Crowdlending has made its place in Switzerland for several years. These participative lending platforms are positioned as alternatives to traditional banking services by allowing individuals to lend money between individuals. And this, without going through the banks. In Switzerland, four platforms offer private loans on the crowdlending model. Comparison between banks and crowdlending for consumer credit.
The crowdlending system, without intermediaries, and without bank taxes, makes it possible to offer very advantageous rates. The Good Lenders Credit platform raises its minimum bar to 3.9% and credit world even drops to 1.5%. A few years ago, these rates would have been absolutely new on the banking market. But today, with the rate cut decided in 2016, the gap between banks and platforms tends to narrow. Banks offer competitive rates of around 4.5%. The Cream Bank even goes up to 3.9%. With regard to maximum rates, the practices are different in the two loan systems. Banks that do consumer credit are required by law on consumer credit to charge rates not exceeding 10%.
For crowdfunding platforms, it’s different. As they are not subject to the law on consumer credit, they can charge higher rates. Share, for example, posts a ceiling rate of 15% on its site. These high rates are beneficial to investors and allow people who would be denied credit at the bank to borrow. Other platforms claim to apply the rates in effect under the CCA even if they are not obliged to do so. Lite Lending presents for example, a ceiling of 9.9% on its website and claims to comply with all the measures in force in the law on consumer credit.
Traditional banks offer amounts of up to USD 250,000 while crowdlending platforms go, for some, much higher in the field of private credit. Lite Lending displays, for example, a ceiling amount of 5,000,000 USD even if it is unlikely that such amount would have been reached one day. Good Lenders Credit goes up to USD 350,000. The possibilities are therefore more numerous on crowdfunding platforms. For repayment terms, however, banks offer more latitude to borrowers with terms up to 120 months, against 84 at most on the side of crowdlending. The monthly payments are potentially lower on the side of the banks thanks to the longer repayment periods.
Speed in the procedure
If the borrower chooses crowdlending to apply for his loan, he can get the desired amount very quickly. After the creditworthiness study of the borrowers, the loan platforms put the request online for a given time. For example, Good Lenders Credit limits the time to two weeks. A considerable advantage for someone who wishes to obtain credit quickly. However, there is no guarantee on obtaining a loan. If there are not enough investors or the requested amount is not reached within this time limit, the credit project falls into the water. For a loan from banks, the response to a request is very fast. They are required to respond within 24 hours as soon as all the mandatory documents have been gathered. However, there are additional waiting times, particularly compared to the revocation period which is 14 days, which slow down the obtaining of the money. For crowdfunding sites that meet this deadline, the duration before receiving the loan becomes similar to that of banks.

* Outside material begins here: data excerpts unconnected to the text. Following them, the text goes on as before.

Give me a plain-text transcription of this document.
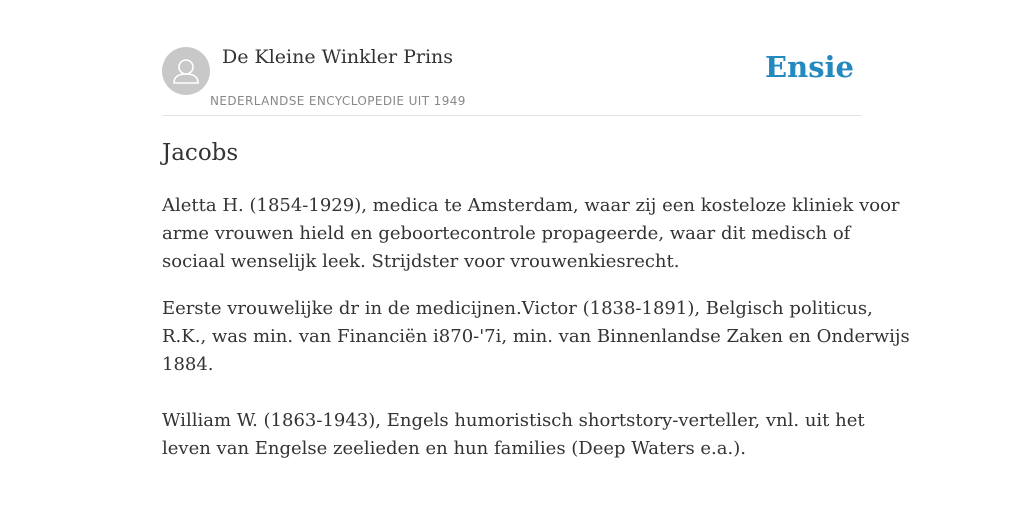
De Kleine Winkler Prins
NEDERLANDSE ENCYCLOPEDIE UIT 1949
Ensie
Jacobs

Aletta H. (1854-1929), medica te Amsterdam, waar zij een kosteloze kliniek voor
arme vrouwen hield en geboortecontrole propageerde, waar dit medisch of
sociaal wenselijk leek. Strijdster voor vrouwenkiesrecht.

Eerste vrouwelijke dr in de medicijnen.Victor (1838-1891), Belgisch politicus,
R.K., was min. van Financiën i870-'7i, min. van Binnenlandse Zaken en Onderwijs
1884.

William W. (1863-1943), Engels humoristisch shortstory-verteller, vnl. uit het
leven van Engelse zeelieden en hun families (Deep Waters e.a.).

What fight against over-indebtedness?
The advantage goes to the banks on this side. Since crowdlending platforms are not subject to the CCA, they are exempt from several federal measures taken to limit over-indebtedness. The drop-in ceiling rates was applied to limit risky situations with excessively high monthly payments. The right of revocation enshrined in the law on consumer credit allows loan applicants to think seriously about the commitment that a loan implies. If a consumer makes a credit request on a crowdfunding platform, according to which platform, he can theoretically not retract while at a bank, he would have 14 days to change his mind.
The brokers of the participating loan platforms are also not required to apply responsible credit, which obliges banks to assess a risk margin in the event of the unexpected. The consumer could then end up with a credit at risk, in the absence of a solid credit study. Some platforms claim to apply the law on consumer credit even if they are not subject to it, but there is no legal guarantee for the consumer who cannot refer to it.
And lending platforms can enforce the law in a variety of ways. Good Lenders Credit for example, says it respects the LCC but informs on its site that it applies rates at 15%. People interested in crowdlending loan must imperatively keep in mind that they are not protected by the law on consumer credit for this type of credit. says it respects the LCC but informs on its site that it applies rates at 15%. People interested in crowdlending loan must imperatively keep in mind that they are not protected by the law on consumer credit for this type of credit. says it respects the LCC but informs on its site that it applies rates at 15%. People interested in crowdlending loan must imperatively keep in mind that they are not protected by the law on consumer credit for this type of credit.